Stewart contributes chapter to "Animals and Early Modern Identity" book

Stewart contributes chapter to "Animals and Early Modern Identity" book

calendar icon03 Feb 2015    

Alison Stewart
Alison Stewart
Lincoln, Neb.--Hixson-Lied Professor of Art History Alison Stewart contributed a chapter titled “Man’s Best Friend? Dogs and Pigs in Early Modern Germany” in the recently released book, “Animals and Early Modern Identity,” edited by Pia F. Cuneo and published by Ashgate.

The book, including a mention of Stewart’s chapter, was recently reviewed in the Jan. 28 The Times Literary Supplement, London.

Stewart’s chapter addresses dogs before they indicated fidelity. In the 16th century in Germany, dogs and pigs became what Stewart called, “emblems of indiscriminate and gluttonous eating and drinking” at a time when “humanists, along with town and imperial authorities and reformers across confessional [that is, religious] lines, addressed their heightened concern for social issues” (p. 19).

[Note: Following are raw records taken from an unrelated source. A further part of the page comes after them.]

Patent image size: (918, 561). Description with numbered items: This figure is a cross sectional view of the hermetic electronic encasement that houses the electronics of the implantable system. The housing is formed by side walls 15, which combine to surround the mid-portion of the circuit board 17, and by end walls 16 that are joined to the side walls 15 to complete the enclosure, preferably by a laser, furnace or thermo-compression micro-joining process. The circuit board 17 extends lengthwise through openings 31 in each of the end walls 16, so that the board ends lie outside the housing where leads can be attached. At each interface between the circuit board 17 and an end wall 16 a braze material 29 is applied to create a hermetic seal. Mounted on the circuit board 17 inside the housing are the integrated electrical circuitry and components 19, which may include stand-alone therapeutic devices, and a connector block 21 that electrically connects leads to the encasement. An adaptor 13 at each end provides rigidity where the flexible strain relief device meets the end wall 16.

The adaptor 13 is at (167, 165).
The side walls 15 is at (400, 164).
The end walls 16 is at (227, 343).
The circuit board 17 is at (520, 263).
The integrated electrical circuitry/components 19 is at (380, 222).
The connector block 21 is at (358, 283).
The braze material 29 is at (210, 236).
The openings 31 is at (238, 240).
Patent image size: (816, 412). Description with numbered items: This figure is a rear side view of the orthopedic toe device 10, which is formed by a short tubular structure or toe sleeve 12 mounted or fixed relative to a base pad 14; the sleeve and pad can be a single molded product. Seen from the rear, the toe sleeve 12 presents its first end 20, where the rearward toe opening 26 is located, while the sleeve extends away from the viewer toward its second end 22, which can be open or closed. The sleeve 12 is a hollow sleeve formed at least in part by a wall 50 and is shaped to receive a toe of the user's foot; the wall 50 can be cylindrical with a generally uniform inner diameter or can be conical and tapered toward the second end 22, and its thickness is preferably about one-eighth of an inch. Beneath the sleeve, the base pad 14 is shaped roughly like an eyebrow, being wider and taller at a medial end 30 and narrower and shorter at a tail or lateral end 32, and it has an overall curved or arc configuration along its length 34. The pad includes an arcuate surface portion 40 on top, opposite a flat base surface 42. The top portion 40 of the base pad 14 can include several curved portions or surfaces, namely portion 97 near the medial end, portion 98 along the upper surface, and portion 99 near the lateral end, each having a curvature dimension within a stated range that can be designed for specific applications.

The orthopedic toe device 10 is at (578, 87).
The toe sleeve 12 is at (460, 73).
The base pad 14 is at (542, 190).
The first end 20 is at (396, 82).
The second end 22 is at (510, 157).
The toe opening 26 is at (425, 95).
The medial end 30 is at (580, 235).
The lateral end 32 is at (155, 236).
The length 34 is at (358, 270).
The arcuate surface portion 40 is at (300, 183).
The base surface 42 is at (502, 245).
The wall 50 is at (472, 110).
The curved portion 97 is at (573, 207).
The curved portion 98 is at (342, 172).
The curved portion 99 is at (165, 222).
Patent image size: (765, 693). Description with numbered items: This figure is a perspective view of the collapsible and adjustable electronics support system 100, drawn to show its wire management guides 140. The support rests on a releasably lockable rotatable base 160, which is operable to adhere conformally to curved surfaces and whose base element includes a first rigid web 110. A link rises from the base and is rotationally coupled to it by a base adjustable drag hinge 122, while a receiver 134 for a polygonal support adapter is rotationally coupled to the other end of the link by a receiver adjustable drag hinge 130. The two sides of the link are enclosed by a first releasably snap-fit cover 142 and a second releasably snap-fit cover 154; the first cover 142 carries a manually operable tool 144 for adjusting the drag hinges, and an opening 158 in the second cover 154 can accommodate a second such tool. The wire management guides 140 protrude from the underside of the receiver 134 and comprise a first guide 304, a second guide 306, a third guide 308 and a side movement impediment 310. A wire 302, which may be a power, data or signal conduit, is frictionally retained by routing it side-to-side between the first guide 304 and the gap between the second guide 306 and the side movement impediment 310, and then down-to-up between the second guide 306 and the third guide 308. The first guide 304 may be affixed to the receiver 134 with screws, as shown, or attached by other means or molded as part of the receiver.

“The animals were part of an attempt to instill manners, on one hand,” Stewart said. “But they also showed the realities of a society in transition toward becoming more civilized, on the other.”

Stewart has taught art history at the University of Nebraska–Lincoln since 1989. She received her Bachelor of Arts in art history and journalism from Syracuse University, her Master of Arts in art history from Queens College of the City University of New York, and her Ph.D. in art history from Columbia University. In 1981 as a graduate student, she received a Fulbright grant to study in Munich. In 2014, she received a Fulbright Senior Lecturing-Research award to teach and complete research at the University of Trier in Germany.

Her recent books include “Media Revolution: Early Prints from the Sheldon Museum of Art,” edited by Stewart and Gregory Nosan in 2012, which is available through the Digital Commons at https://digitalcommons.unl.edu/zeabook/9/; “Before Bruegel:  Sebald Beham and the Origin of Peasant Festival” in 2008; and “Saints, Sinners and Sisters:  Gender and Visual Art in Medieval and Early Modern Northern Europe,” co-edited with Jane Carroll, in 2003.